The country’s lenders have added a new management-related condition to the alternative IPTO plan being worked on to avoid the power grid operator’s privatization.

The lenders, who had accepted a Greek proposal for the establishment of a new company to take on the operator’s fixed assets, are demanding that the new company’s management be assumed by the prospective private-sector company to enter the deal as a strategic investor, regardless of the stake it will hold in the new company. Based on the plan, the Greek state will hold a 51 percent stake in the new company.

In a preceding condition, the lenders had demanded that the new company will need to be supervised by a ministry other than the energy ministry, such as the finance ministry.

The latest management-related demand for the new IPTO-linked company has prompted concern at the energy ministry, which fears the state would lose control of the country’s networks.

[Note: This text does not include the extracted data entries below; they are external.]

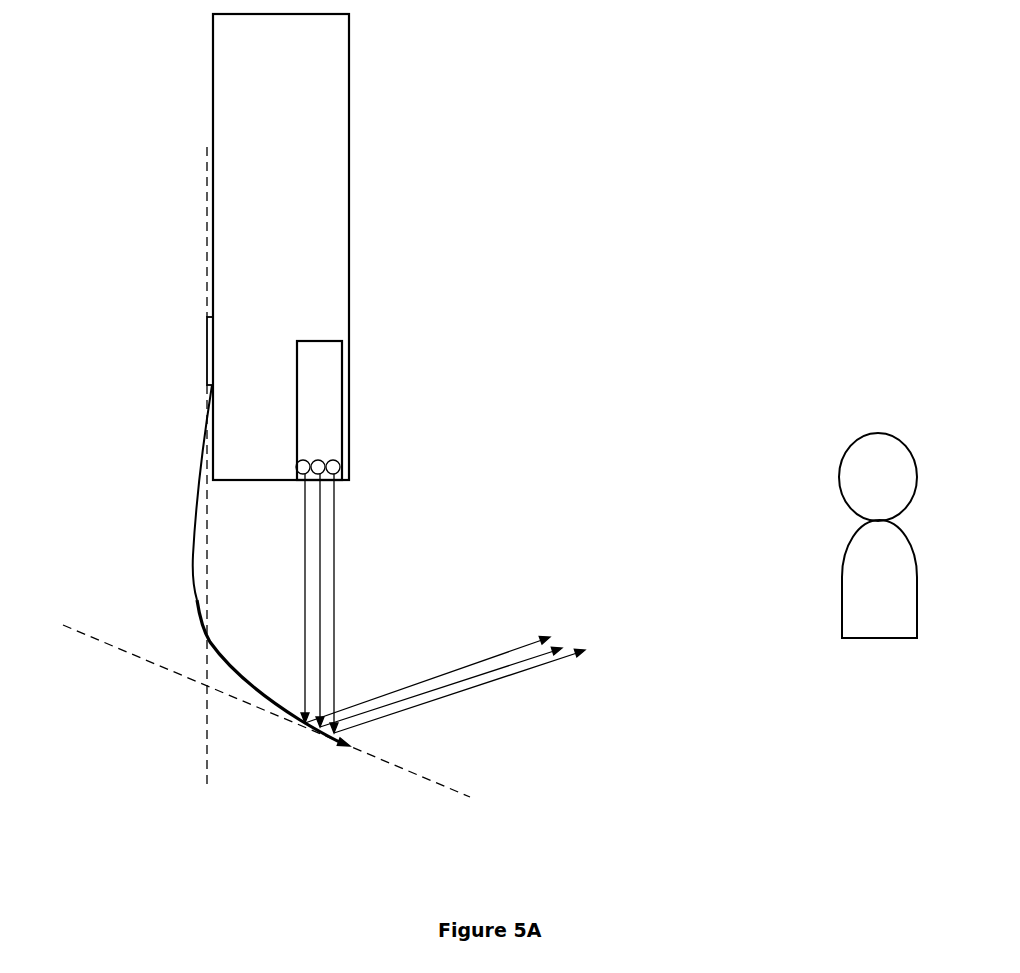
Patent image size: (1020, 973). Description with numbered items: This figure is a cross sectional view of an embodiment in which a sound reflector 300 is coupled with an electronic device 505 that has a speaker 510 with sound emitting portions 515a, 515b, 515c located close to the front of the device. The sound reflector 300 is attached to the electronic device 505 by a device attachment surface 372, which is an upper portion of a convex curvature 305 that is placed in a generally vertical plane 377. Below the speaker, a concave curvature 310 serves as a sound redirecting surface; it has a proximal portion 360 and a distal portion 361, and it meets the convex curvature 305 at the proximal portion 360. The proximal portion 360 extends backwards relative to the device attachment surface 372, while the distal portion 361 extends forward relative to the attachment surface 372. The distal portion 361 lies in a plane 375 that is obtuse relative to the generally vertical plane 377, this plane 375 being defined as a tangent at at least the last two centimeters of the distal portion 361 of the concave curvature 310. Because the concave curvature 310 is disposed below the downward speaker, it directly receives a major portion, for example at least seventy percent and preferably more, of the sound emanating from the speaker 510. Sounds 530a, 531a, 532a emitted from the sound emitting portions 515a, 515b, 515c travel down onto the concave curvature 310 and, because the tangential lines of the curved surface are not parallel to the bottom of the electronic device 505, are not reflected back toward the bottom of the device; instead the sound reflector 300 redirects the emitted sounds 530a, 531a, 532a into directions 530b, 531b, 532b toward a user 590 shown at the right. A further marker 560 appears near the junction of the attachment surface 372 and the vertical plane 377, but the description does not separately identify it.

The sound reflector 300 is at (150, 263).
The convex curvature 305 is at (203, 467).
The concave curvature 310 is at (281, 709).
The proximal portion 360 is at (193, 577).
The distal portion 361 is at (337, 747).
The device attachment surface 372 is at (207, 348).
The plane 375 is at (147, 660).
The generally vertical plane 377 is at (207, 750).
The electronic device 505 is at (349, 146).
The speaker 510 is at (342, 381).
The sound emitting portion 515a is at (299, 460).
The sound emitting portion 515b is at (335, 460).
The sound emitting portion 515c is at (341, 463).
The sound 530a is at (305, 522).
The sound 531a is at (322, 507).
The sound 532a is at (335, 495).
The direction 530b is at (493, 658).
The direction 531b is at (542, 655).
The direction 532b is at (563, 657).
The nominal edge position 560 is at (212, 317).
The user 590 is at (858, 433).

Negotiations on the IPTO plan are carrying on, but the time left for the achievement of a finalized deal is running out. Greece has already received an informal extension to a previous deadline, but as things stand, the IPTO matter will probably need to be resolved within the next two to three weeks.

If the latest management condition is resolved, then one final obstacle will need to be cleared, concerning payment to IPTO’s parent company, PPC, the main power utility, for the transfer of its fixed assets to another company.

Quite clearly, the state is not in a position to be able to pay an amount of at least 600 million euros, the estimated value of IPTO’s 51 percent. Energy minister Panos Skourletis confirmed yesterday that a plan to pay PPC through future IPTO dividends, combined with a share swap of shares held by the state in other energy-sector companies and utilities, was now being re-examined. Although Skourletis did not name any companies, he has mentioned firms such ELPE (Hellenic Petroleum) and EYDAP (Athens Water Supply and Sewage Company) in the past.

PPC chief executive Manolis Panagiotakis disagrees with the prospect of PPC selling its fixed assets. He is demanding financial results of equal worth.

“Political negotiations are conducted by the government, not PPC,” Skourletis remarked, when asked to comment on the power utility chief’s position.